Competing Interests: Dr. Banaschewski served in an advisory or consultancy role for Hexal Pharma, Lilly, Medice, Novartis, Otsuka, Oxford outcomes, PCM scientific, Shire, and Viforpharma. He received conference attendance support and conference support or received speaker's fee by Lilly, Medice, Novartis, and Shire. He is/has been involved in clinical trials conducted by Lilly, Shire, and Viforpharma. The present work is unrelated to the above grants and relationships. Dr. Meyer-Lindenberg received consultant fees and travel expenses from AstraZeneca, Hoffmann-La Roche, Lundbeck Foundation, speaker's fees from Pfizer Pharma, Lilly Deutschland, Glaxo SmithKline, Janssen Cilag, Bristol-Myers Squibb, Lundbeck, and AstraZeneca. All other authors report no financial relationships with commercial interests.
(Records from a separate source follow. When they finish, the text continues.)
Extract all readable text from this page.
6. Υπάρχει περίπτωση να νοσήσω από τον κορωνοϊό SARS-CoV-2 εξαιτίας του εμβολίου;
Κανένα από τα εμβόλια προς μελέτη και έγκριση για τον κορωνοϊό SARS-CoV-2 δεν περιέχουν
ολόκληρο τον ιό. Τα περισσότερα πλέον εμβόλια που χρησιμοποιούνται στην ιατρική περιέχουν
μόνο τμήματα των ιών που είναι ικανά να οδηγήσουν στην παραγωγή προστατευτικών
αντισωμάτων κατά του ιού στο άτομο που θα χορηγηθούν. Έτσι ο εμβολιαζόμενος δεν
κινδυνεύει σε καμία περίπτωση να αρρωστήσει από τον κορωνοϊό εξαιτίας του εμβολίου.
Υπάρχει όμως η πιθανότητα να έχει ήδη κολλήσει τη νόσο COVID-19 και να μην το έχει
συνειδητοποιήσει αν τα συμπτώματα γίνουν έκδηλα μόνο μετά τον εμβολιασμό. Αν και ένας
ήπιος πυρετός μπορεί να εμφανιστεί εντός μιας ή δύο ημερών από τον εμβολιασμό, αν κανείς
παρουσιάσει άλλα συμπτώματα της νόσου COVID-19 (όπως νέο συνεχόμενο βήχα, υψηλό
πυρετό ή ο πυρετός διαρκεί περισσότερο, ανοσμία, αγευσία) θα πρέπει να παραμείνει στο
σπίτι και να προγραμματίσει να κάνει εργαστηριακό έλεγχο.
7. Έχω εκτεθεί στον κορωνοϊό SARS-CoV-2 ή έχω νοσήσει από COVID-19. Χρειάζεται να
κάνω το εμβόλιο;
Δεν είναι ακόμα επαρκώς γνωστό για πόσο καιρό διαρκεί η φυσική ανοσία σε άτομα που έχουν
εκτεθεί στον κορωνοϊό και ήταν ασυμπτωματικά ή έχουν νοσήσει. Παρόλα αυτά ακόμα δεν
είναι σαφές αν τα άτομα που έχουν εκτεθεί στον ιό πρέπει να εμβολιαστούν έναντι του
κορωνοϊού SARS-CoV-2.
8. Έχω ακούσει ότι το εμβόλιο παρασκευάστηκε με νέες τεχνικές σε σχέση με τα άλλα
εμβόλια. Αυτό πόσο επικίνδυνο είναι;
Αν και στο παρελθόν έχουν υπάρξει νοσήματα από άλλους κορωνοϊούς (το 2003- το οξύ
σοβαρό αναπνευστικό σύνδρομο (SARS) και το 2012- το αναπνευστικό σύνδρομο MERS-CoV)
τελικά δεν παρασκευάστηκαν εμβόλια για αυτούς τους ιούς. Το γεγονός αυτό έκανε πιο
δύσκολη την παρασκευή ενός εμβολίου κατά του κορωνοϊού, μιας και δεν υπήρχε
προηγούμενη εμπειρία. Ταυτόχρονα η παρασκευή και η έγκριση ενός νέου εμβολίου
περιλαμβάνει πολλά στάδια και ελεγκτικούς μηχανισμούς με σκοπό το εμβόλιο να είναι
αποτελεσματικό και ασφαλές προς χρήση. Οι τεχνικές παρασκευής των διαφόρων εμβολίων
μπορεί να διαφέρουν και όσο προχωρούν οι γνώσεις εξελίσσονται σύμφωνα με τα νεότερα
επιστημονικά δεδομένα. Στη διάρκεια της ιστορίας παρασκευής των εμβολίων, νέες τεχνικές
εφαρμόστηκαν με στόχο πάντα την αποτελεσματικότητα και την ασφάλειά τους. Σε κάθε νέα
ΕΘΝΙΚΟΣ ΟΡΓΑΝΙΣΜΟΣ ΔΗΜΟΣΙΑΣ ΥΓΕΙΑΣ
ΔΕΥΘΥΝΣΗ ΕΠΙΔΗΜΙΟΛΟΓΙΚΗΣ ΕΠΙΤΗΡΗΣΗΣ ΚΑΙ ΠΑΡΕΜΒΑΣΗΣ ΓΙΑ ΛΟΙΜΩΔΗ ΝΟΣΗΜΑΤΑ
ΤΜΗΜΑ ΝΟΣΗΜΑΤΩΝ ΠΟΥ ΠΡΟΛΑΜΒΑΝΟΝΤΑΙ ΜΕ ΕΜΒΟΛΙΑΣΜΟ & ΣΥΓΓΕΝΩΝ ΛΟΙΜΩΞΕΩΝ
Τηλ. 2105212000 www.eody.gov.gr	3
This does not alter the authors' adherence to PLOS ONE policies on sharing data and materials.

Figures

Figure 1
Figure 1. MID paradigm.
The task requires a fast button press after a flash, indicated by either a laughing or a scrambled smiley, to receive either monetary or verbal feedback.
Figure 2
Figure 2
Left: neuronal activity (pFWE<.05; ROI corr.) for the contrast monetary > verbal reward during reward anticipation by early family adversity (EFA) in a) left VS, b) left putamen and c) left thalamus; right: scatterplots of the correlations between the mean BOLD response of the respective regions and EFA; d) left: Scalp distribution of CNV difference (monetary > verbal condition; mean difference: 2–3 sec after stimulus presentation) dependent on EFA; right: scatterplot of the correlation between CNV difference at Cz (marked with an asterisk) and EFA [F(1,160) = 9.14, p = .003].
Figure 3
Figure 3
Left: neuronal activity (pFWE<.05; ROI corr.) for the contrast win > no-win trials during reward delivery by EFA in a) right insula, b) right pallidum and c) left putamen; right: scatterplots of the correlations between the mean BOLD response of the respective regions and EFA.
Figure 4
Figure 4
Left: neuronal activity (pFWE<.05; ROI corr.) for the contrast verbal win > no-win trials during reward delivery by EFA in a) right pallidum, b) right insula, c) left substantia nigra and d) right posterior hippocampus; right: scatterplots of the correlations between the mean BOLD response of the respective regions and EFA.